Contrary to classical bits, quantum bits can assume two states at the same time: Right and left, yellow and blue, zero and one.
Credit: KIT

Hurricanes, traffic jams, demographic development – to predict the effect of such events, computer simulations are required. Many processes in nature, however, are so complicated that conventional computers fail. Quantum simulators may solve this problem. One of the basic phenomena in nature is the interaction between light and matter in photosynthesis. Physicists of Karlsruhe Institute of Technology (KIT) have now made a big step towards quantum mechanics understanding of plant metabolism. This is reported in Nature Communications.
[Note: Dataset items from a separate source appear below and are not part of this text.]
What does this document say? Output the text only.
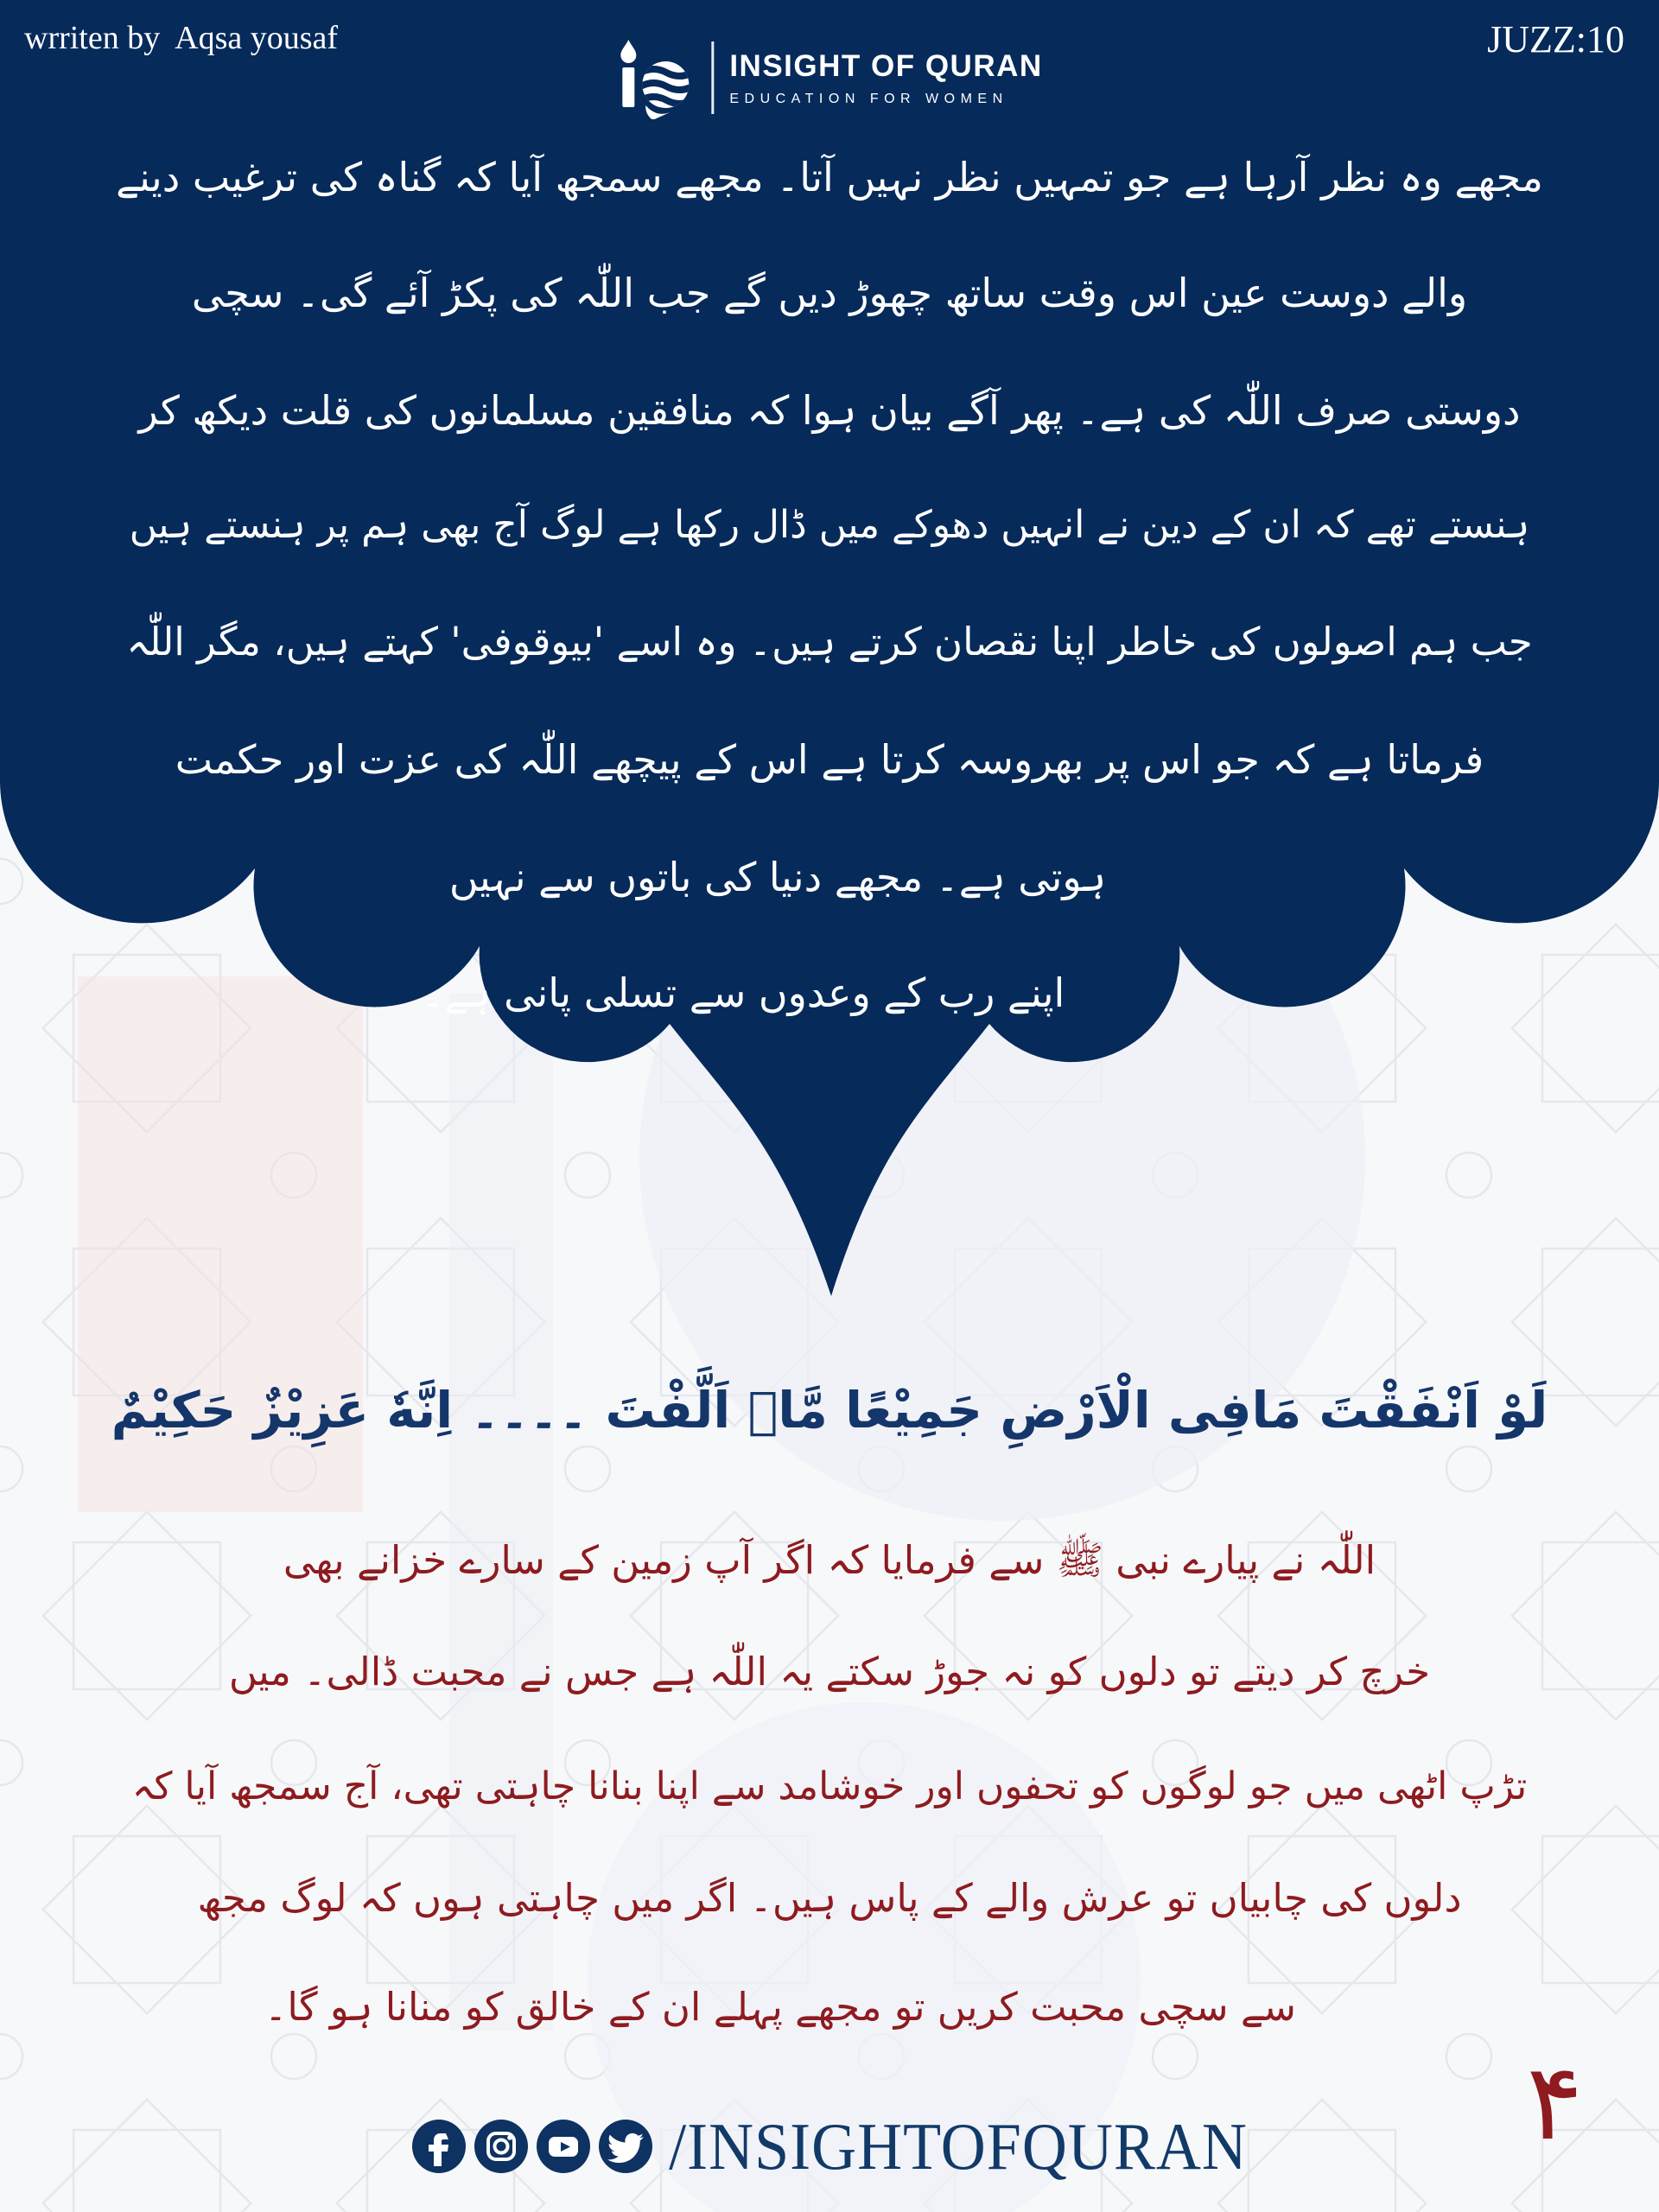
wrriten by  Aqsa yousaf	JUZZ:10
INSIGHT OF QURAN
EDUCATION FOR WOMEN
مجھے وہ نظر آرہا ہے جو تمہیں نظر نہیں آتا۔ مجھے سمجھ آیا کہ گناہ کی ترغیب دینے
والے دوست عین اس وقت ساتھ چھوڑ دیں گے جب اللّٰہ کی پکڑ آئے گی۔ سچی
دوستی صرف اللّٰہ کی ہے۔ پھر آگے بیان ہوا کہ منافقین مسلمانوں کی قلت دیکھ کر
ہنستے تھے کہ ان کے دین نے انہیں دھوکے میں ڈال رکھا ہے لوگ آج بھی ہم پر ہنستے ہیں
جب ہم اصولوں کی خاطر اپنا نقصان کرتے ہیں۔ وہ اسے 'بیوقوفی' کہتے ہیں، مگر اللّٰہ
فرماتا ہے کہ جو اس پر بھروسہ کرتا ہے اس کے پیچھے اللّٰہ کی عزت اور حکمت
ہوتی ہے۔ مجھے دنیا کی باتوں سے نہیں
اپنے رب کے وعدوں سے تسلی پانی ہے۔
لَوْ اَنْفَقْتَ مَافِی الْاَرْضِ جَمِیْعًا مَّاۤ اَلَّفْتَ ۔۔۔۔ اِنَّهٗ عَزِیْزٌ حَکِیْمٌ
اللّٰہ نے پیارے نبی ﷺ سے فرمایا کہ اگر آپ زمین کے سارے خزانے بھی
خرچ کر دیتے تو دلوں کو نہ جوڑ سکتے یہ اللّٰہ ہے جس نے محبت ڈالی۔ میں
تڑپ اٹھی میں جو لوگوں کو تحفوں اور خوشامد سے اپنا بنانا چاہتی تھی، آج سمجھ آیا کہ
دلوں کی چابیاں تو عرش والے کے پاس ہیں۔ اگر میں چاہتی ہوں کہ لوگ مجھ
سے سچی محبت کریں تو مجھے پہلے ان کے خالق کو منانا ہو گا۔
/INSIGHTOFQURAN	۴
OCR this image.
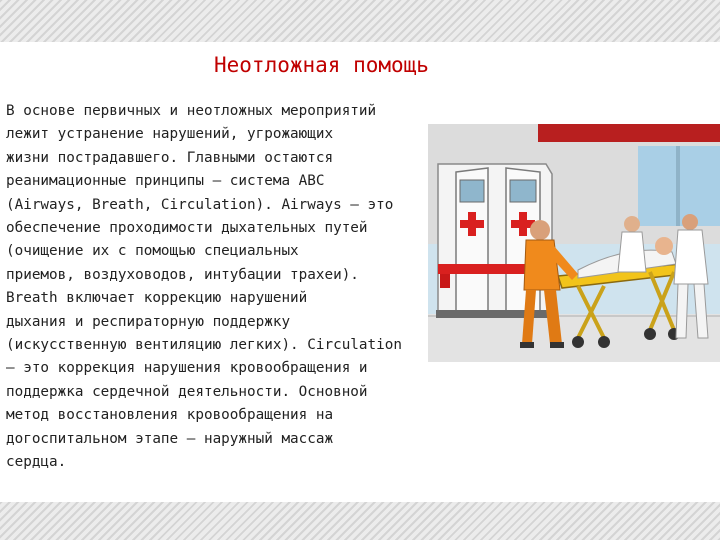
Неотложная помощь
В основе первичных и неотложных мероприятий
лежит устранение нарушений, угрожающих
жизни пострадавшего. Главными остаются
реанимационные принципы – система АВС
(Airways, Breath, Circulation). Airways – это
обеспечение проходимости дыхательных путей
(очищение их с помощью специальных
приемов, воздуховодов, интубации трахеи).
Breath включает коррекцию нарушений
дыхания и респираторную поддержку
(искусственную вентиляцию легких). Circulation
– это коррекция нарушения кровообращения и
поддержка сердечной деятельности. Основной
метод восстановления кровообращения на
догоспитальном этапе – наружный массаж
сердца.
“A quantum simulator is the preliminary stage of a quantum computer. Contrary to a quantum computer, however, it is not able to make any calculations, but designed for the solution of a certain problem,” Jochen Braumüller of KIT’s Physikalisches Institut (Institute of Physics) says. As the high efficiency of the process of mass and energy conversion of plants with the help of light cannot be understood completely with classical physical theories, researchers like Braumüller use a quantum model.

The high efficiency of this mechanism of nearly 100% suggests that it is subject to rules of quantum physics, which is difficult to simulate with classical computers and simple bits. Braumüller and his co-authors have now developed one of the first functioning components for a quantum simulator of light-matter interaction:

Superconducting circuits as quantum bits represent the atoms, i.e. matter, while electromagnetic resonators represent the photons, i.e. light. The physicists succeeded in producing an effect with the quantum bit and the resonator assuming two opposite states at the same time. “Qubit and resonator are coupled,” says Michael Marthaler of KIT’s TFP. “This also is the reason for the exponentially improved calculation capacity compared to classical computers.” Fulfilling of this fundamental principle of quantum mechanics has demonstrated feasibility of analog quantum simulation with superconducting circuits, the researchers say.

As a next step, they plan to extend their system by many other building blocks. “Classical simulation of this extended system would take longer than the age of the universe,” says Martin Weides, who has been heading a working group at KIT’s Physikalisches Institut since 2015. If the planned quantum mechanics simulation will be successful, this will be a “milestone on the way towards a universal quantum computer.”